Upaya ini bertujuan mencegah pneumonia pada bayi dan anak. Pengobatan efektif untuk pneumonia bakterial pada anak melibatkan pemberian antibiotika yang tepat dan rasional oleh dokter.
Menurut Ketua Unit Kerja Koordinasi Respirologi IDAI, dr. Rina Triasih, M.Med (Pead), Ph.D, Sp.A (K), mycoplasma pneumonia adalah salah satu bakteri penyebab pneumonia pada anak yang telah dikenal lama dalam dunia kedokteran. “Bakteri ini cenderung menyerang anak usia sekolah (di atas 5 tahun),” katanya.
Gejala pneumonia yang disebabkan oleh Mycoplasma pneumonia mirip dengan gejala pneumonia pada umumnya, namun umumnya bersifat ringan. Pada anak dengan sistem kekebalan tubuh yang lemah, kondisi dapat menjadi serius.
“Waktu yang diperlukan untuk timbulnya gejala setelah bakteri memasuki tubuh relatif lebih lama, tidak secepat virus SARS-CoV-2 yang menyebabkan COVID-19,” ungkapnya.
Ketua Pengurus Pusat Ikatan Dokter Anak Indonesia (IDAI), Dr. Piprim Basarah Yanuarso, SpA(K) mengungkapkan saat ini belum terdapat data resmi dari Kementerian Kesehatan RI terkait pelacakan kuman penyebab pneumonia pada anak di Indonesia, kecuali virus influenza yang rutin dilakukan.
“Oleh karena itu, belum ada data pasti mengenai peningkatan jumlah kasus pneumonia akibat Mycoplasma pneumoniae pada anak di Indonesia,” tuturnya.
Namun, Ikatan Dokter Anak Indonesia menyampaikan beberapa poin penting untuk dicermati:
- Meskipun terjadi peningkatan kasus undiagnosed pneumonia yang disebabkan oleh Mycoplasma pneumonia di China, informasi ini perlu dicermati dan diwaspadai, tetapi tidak perlu menimbulkan kepanikan di masyarakat.
- Surveilans infeksi sistem pernapasan pada anak, termasuk pneumonia, di Indonesia perlu ditingkatkan. Ini mencakup peningkatan fasilitas pemeriksaan untuk mengidentifikasi kuman penyebab pneumonia, seperti Streptococcus pneumonia, RSV, dan Mycoplasma pneumonia.
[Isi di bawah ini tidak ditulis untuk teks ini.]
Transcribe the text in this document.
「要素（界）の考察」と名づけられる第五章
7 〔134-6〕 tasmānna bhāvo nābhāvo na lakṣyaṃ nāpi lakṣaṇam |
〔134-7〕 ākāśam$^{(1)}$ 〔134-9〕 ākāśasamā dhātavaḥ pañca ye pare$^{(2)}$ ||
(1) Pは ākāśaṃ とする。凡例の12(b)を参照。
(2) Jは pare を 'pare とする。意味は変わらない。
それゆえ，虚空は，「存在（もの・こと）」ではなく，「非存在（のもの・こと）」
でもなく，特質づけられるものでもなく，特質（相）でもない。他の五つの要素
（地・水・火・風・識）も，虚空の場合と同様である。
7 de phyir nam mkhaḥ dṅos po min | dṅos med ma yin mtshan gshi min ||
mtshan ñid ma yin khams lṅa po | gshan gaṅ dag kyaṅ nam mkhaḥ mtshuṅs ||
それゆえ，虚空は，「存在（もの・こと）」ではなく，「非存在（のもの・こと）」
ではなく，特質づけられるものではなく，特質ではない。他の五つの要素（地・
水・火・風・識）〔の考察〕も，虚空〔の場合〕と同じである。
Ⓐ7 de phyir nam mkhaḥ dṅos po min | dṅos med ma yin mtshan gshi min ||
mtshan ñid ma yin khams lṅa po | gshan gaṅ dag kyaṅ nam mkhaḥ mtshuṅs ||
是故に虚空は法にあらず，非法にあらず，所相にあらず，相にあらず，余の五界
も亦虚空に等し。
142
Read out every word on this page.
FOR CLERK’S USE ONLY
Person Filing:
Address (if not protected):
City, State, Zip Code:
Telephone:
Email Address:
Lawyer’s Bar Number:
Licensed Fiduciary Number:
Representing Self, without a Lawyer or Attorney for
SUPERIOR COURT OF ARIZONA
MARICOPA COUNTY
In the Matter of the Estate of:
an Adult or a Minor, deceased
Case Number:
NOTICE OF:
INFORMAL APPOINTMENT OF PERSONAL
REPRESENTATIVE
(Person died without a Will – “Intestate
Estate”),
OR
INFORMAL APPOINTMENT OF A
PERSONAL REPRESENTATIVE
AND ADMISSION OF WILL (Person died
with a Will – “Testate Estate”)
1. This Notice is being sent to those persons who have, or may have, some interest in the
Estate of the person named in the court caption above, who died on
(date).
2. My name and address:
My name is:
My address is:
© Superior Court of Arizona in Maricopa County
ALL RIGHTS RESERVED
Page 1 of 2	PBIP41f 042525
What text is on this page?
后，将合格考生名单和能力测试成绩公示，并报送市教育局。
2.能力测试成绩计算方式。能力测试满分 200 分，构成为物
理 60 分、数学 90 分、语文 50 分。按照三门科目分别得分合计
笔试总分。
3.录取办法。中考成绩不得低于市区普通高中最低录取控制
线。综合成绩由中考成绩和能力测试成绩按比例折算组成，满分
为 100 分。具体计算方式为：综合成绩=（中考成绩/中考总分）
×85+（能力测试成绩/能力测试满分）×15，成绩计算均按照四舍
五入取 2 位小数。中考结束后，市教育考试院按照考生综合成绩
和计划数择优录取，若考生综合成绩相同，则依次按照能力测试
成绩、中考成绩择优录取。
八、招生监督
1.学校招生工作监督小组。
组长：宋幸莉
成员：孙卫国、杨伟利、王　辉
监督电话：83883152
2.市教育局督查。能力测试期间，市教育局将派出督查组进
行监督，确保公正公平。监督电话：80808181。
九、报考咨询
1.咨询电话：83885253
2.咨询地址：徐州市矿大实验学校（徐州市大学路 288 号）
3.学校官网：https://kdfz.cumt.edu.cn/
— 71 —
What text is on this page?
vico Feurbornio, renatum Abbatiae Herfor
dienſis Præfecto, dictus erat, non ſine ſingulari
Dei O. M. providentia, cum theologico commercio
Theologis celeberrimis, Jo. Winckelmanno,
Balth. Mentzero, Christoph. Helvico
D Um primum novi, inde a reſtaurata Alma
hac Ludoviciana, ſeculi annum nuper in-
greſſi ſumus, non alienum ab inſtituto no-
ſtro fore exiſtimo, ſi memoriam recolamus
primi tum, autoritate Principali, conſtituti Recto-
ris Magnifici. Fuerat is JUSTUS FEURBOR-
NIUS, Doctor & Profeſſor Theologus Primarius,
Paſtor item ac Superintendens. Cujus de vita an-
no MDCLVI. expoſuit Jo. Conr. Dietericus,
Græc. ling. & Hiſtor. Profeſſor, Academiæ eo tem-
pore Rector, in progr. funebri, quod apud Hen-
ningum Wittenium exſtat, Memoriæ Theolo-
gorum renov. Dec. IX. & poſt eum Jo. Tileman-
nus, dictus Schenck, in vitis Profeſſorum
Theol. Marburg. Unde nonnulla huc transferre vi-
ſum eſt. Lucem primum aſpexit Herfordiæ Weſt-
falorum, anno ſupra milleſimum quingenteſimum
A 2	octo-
- Rumah Sakit, klinik, dan Puskesmas di Indonesia perlu menganalisis data jumlah pasien/kunjungan dan kematian akibat infeksi saluran pernapasan/pneumonia secara berkala untuk melaporkan dan melakukan antisipasi dini terhadap peningkatan kasus yang signifikan.
- Mycoplasma pneumonia bukan kuman baru, dan pneumonia yang disebabkan oleh Mycoplasma pneumoniae umumnya menyebabkan gejala ringan yang dapat diobati dengan antibiotika.
- Masyarakat dihimbau untuk meningkatkan perilaku hidup bersih dan sehat, termasuk mencuci tangan dan menggunakan masker.
- Pemberian ASI eksklusif, vaksinasi lengkap, dan vitamin A dosis tinggi sangat penting sebagai langkah pencegahan pneumonia pada bayi dan anak.